Tuesday, February 24, 2009

Hollywood hypocrisy

I have never considered the Academy Awards to be a valid indicator of excellence in film. Most of the movies I admire were never even nominated. (See my Profile--sidebar--for favorites.) The voters for the awards are, many of them, untalented hacks, with predictable middle-brow tastes. Commercial and ideological considerations overrule aesthetic quality as criteria.

The ceremonies themselves are deplorable--incredibly lengthy extravaganzas of kitsch in which Hollywood reveals the embarrassing face of its collective narcissism.

Sean Penn gave a fine performance as Harvey Milk, though nothing supersonic. I was cheered by his comments about gays--that is, until I thought a bit about the matter.
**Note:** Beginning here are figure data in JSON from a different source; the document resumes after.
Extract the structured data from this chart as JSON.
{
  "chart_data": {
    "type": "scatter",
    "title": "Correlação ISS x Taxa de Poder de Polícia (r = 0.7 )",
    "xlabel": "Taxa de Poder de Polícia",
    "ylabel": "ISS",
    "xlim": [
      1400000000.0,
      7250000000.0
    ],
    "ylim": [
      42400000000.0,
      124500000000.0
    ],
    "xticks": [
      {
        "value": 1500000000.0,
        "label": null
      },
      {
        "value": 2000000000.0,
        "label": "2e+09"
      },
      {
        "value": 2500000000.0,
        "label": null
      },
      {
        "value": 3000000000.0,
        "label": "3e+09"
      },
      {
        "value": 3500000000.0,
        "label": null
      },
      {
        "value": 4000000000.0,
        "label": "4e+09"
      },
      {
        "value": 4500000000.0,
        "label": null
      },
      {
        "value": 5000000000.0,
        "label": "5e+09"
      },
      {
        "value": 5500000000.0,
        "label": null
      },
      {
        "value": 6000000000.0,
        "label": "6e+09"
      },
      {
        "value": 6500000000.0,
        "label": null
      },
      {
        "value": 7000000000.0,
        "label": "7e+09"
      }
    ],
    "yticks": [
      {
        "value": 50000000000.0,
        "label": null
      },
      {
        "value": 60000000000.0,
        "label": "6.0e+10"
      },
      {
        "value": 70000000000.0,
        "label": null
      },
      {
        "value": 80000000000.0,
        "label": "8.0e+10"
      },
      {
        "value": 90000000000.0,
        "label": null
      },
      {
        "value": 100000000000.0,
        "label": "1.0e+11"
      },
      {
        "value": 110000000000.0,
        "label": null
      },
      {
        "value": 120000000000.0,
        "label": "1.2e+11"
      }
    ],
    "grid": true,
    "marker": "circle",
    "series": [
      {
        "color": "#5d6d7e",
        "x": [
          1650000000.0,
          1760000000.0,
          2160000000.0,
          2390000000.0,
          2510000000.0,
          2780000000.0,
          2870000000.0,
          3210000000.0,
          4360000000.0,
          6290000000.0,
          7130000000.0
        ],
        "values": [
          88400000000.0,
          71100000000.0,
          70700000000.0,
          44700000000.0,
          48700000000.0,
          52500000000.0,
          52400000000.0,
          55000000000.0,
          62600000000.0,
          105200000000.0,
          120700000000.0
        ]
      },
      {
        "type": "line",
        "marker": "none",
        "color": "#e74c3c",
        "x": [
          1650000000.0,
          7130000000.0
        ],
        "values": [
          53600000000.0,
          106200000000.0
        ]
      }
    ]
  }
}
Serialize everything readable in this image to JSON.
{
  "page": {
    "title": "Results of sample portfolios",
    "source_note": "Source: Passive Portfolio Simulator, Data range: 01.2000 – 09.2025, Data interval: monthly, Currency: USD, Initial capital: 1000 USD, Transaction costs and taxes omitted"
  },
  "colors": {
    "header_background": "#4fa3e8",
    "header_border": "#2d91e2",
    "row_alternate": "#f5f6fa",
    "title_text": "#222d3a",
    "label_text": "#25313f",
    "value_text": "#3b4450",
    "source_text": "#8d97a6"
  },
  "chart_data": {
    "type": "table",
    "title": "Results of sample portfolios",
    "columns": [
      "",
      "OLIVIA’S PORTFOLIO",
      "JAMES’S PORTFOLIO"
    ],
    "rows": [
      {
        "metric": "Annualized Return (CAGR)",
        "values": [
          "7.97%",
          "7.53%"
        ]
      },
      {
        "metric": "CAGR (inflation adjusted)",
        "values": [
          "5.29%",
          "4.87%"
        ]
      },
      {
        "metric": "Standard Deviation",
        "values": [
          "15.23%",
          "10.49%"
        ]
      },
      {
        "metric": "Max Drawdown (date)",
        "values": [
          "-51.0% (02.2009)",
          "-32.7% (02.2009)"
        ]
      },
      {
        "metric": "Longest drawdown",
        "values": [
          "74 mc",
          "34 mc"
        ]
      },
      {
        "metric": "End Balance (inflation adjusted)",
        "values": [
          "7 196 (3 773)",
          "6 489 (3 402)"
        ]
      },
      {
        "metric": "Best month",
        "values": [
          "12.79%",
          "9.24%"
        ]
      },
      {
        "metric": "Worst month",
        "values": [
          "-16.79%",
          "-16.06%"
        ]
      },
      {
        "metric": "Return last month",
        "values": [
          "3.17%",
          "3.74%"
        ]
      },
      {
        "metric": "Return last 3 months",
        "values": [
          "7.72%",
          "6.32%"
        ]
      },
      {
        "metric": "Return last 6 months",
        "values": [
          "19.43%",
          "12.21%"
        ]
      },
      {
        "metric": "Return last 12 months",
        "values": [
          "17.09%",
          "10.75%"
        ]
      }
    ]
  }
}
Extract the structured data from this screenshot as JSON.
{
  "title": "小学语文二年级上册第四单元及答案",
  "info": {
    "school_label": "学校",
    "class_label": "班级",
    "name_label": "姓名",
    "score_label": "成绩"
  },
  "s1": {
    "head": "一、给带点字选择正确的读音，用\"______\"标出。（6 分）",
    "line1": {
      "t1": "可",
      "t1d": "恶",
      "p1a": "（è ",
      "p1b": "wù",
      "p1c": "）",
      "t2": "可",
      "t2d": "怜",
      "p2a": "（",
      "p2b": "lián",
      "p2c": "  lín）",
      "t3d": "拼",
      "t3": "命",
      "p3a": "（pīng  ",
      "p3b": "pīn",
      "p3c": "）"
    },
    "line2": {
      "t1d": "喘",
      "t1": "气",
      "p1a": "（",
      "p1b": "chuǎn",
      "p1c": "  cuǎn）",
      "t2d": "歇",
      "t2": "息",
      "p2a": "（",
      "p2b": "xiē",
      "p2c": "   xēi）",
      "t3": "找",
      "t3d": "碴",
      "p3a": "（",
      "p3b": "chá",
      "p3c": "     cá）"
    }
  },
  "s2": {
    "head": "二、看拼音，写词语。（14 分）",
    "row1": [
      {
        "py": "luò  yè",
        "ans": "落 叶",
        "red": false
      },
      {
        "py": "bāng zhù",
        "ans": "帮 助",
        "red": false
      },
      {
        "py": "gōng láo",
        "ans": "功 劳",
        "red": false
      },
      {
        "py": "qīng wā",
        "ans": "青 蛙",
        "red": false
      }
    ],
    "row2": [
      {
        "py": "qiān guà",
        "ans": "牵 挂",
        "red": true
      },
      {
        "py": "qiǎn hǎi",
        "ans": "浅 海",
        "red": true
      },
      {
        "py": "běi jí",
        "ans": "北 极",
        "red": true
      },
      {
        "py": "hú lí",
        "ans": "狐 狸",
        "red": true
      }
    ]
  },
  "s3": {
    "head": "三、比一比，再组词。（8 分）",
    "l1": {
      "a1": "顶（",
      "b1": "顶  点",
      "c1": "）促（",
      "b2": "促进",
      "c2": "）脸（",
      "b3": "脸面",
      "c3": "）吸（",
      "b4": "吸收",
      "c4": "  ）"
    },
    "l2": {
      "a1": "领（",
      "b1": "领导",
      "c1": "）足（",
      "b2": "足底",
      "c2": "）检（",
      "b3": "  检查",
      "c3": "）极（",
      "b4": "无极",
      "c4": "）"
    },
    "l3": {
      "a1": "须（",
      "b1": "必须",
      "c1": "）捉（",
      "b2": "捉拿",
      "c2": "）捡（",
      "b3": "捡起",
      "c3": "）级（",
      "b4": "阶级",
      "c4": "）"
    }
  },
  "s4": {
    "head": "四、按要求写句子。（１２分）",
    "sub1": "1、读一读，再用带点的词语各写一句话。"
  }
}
Hollywood loves homosexuals in the abstract, but is unwilling to follow through by casting them in major roles.

Most of the artists understand this, and stay completely in the closet, or impose their own glass ceiling. An exception, a very rare one, is the charismatic Rupert Everett, who is thoroughly out.

Openly gay, Everett was once denied a major Hollywood role by a studio boss who called him a "pervert." The MY BEST FRIEND'S WEDDING star was the first choice of the film's director and leading actress Sharon Stone, but the executive refused to permit casting Everett purely because of his sexuality. The actor considered taking legal action after the studio boss made the defamatory comment about him in public, but ultimately decided it wasn't worth his time and effort. As he stated, "Sharon wanted me to do it and I went to meet the director and he wanted me to. The director rang up the head of the studio and he said, 'Oh no, he's not playing that role - he's a pervert.' "He said this in front of lots of people. My agent and lawyer got worked up and we went into battle. Sharon was on the phone to me saying, 'We can close this movie down. This is your civil rights.' "I was moving towards a fight with the studio on this one. But in the end those kinds of battles are to exhausting to fight ... and I didn't."

Yes, Hollywood loves us gay people. As long as there is no need to do anything about it.